The 1950s marked international recognition of Hartung’s work, which was included in the 1951 group show ‘Advancing French Art’ that toured North America. His first museum retrospective was held at Kunsthalle Basel in 1952, followed by an exhibition at the Palais des Beaux-Arts, Brussels in 1954. In 1960, Hartung won the Gran Premio for Painting at the Venice Biennale. The same year, Hartung and Bergman bought an ancient olive grove in Antibes and designed a villa and studios which they moved into in 1973. In 1964, at the invitation of the Carnegie Institute, Hartung made his first trip to the United States.

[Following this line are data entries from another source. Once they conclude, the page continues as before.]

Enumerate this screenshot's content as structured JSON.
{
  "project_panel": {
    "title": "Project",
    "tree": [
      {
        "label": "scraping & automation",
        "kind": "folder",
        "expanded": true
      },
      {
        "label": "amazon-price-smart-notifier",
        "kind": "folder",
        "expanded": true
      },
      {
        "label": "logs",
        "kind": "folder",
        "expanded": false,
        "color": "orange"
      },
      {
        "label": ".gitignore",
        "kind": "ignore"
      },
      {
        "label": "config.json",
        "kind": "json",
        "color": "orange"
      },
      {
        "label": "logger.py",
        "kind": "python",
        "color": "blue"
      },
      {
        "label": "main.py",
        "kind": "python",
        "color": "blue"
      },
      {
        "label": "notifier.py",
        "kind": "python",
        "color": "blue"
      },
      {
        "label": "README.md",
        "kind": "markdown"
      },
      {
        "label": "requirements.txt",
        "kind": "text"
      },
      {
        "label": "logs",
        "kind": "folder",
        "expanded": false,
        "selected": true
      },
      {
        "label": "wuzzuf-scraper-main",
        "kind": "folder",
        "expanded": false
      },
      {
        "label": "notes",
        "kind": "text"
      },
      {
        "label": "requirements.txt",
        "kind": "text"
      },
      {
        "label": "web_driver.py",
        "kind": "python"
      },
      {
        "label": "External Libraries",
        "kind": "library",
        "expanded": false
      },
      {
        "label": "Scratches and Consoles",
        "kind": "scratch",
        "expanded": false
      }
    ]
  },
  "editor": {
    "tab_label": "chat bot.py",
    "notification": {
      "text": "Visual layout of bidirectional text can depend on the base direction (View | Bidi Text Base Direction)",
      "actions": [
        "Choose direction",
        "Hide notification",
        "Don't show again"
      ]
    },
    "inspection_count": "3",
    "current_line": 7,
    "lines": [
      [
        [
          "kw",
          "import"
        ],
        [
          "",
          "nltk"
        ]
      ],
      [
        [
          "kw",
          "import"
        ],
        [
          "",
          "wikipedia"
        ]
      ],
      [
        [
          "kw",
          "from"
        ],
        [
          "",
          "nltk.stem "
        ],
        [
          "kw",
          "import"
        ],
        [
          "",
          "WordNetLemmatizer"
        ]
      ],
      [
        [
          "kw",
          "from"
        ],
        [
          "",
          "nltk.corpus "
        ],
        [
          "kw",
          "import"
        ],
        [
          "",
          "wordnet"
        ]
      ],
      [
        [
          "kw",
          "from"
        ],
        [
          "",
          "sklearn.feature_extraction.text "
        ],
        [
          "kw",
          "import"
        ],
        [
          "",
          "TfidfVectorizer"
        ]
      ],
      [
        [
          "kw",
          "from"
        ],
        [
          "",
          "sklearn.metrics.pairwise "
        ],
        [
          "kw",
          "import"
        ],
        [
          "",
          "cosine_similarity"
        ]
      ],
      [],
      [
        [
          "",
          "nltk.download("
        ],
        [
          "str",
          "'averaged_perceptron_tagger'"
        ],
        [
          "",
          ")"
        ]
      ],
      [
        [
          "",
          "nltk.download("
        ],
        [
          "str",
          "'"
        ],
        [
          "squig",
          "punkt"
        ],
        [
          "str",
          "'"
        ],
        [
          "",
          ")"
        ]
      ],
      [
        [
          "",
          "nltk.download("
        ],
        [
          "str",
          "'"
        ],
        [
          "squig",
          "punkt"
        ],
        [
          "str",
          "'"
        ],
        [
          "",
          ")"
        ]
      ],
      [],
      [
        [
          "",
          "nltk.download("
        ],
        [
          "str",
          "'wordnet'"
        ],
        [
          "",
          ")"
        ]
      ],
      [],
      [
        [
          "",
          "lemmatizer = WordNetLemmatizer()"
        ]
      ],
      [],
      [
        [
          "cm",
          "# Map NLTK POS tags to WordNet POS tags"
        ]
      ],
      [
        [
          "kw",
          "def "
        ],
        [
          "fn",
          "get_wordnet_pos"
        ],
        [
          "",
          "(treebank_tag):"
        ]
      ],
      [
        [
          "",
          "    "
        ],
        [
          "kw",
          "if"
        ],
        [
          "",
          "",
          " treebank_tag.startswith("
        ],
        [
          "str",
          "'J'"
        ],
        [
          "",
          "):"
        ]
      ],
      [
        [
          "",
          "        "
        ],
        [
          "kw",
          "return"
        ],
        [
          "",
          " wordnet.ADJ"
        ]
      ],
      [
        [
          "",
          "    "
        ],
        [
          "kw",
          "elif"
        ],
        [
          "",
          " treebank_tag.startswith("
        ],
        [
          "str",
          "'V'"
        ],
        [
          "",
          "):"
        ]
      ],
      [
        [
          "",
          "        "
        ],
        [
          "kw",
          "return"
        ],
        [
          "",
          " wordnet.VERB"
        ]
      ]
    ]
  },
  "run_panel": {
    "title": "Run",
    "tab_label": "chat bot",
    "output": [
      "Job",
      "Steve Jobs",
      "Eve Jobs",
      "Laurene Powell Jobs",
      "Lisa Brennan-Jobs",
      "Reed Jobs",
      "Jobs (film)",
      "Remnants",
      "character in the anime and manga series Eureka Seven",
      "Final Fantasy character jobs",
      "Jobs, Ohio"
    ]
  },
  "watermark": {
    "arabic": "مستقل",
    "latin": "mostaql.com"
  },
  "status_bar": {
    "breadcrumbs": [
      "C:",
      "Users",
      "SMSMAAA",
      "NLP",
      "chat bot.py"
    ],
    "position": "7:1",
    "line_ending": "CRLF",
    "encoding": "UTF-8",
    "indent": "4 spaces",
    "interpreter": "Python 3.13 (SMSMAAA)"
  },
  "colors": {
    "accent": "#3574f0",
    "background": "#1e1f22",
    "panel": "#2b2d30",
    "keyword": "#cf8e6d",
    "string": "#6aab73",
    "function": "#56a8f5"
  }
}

A large-scale retrospective was held at Musée d’Art moderne, Paris, in 1969.In 1981, Städtische Kunsthalle, Dusseldorf and Staatsgalerie Moderner Kunst, Munich organised a major joint retrospective. After a stroke in 1986 left him wheelchair bound, followed by Bergman’s death in 1987, Hartung painted with increasing frenzy. He was made Grand Officer of the Legion of Honour just before his death in 1989. The Fondation Hartung-Bergman was established at Hartung’s Antibes villa in 1994. In 2019, the newly renovated Musée d’Art moderne, Paris was inaugurated with a major Hartung retrospective, ‘La Fabrique du Geste’, which positioned Hartung at the forefront of abstraction and reaffirmed his importance in modern European art.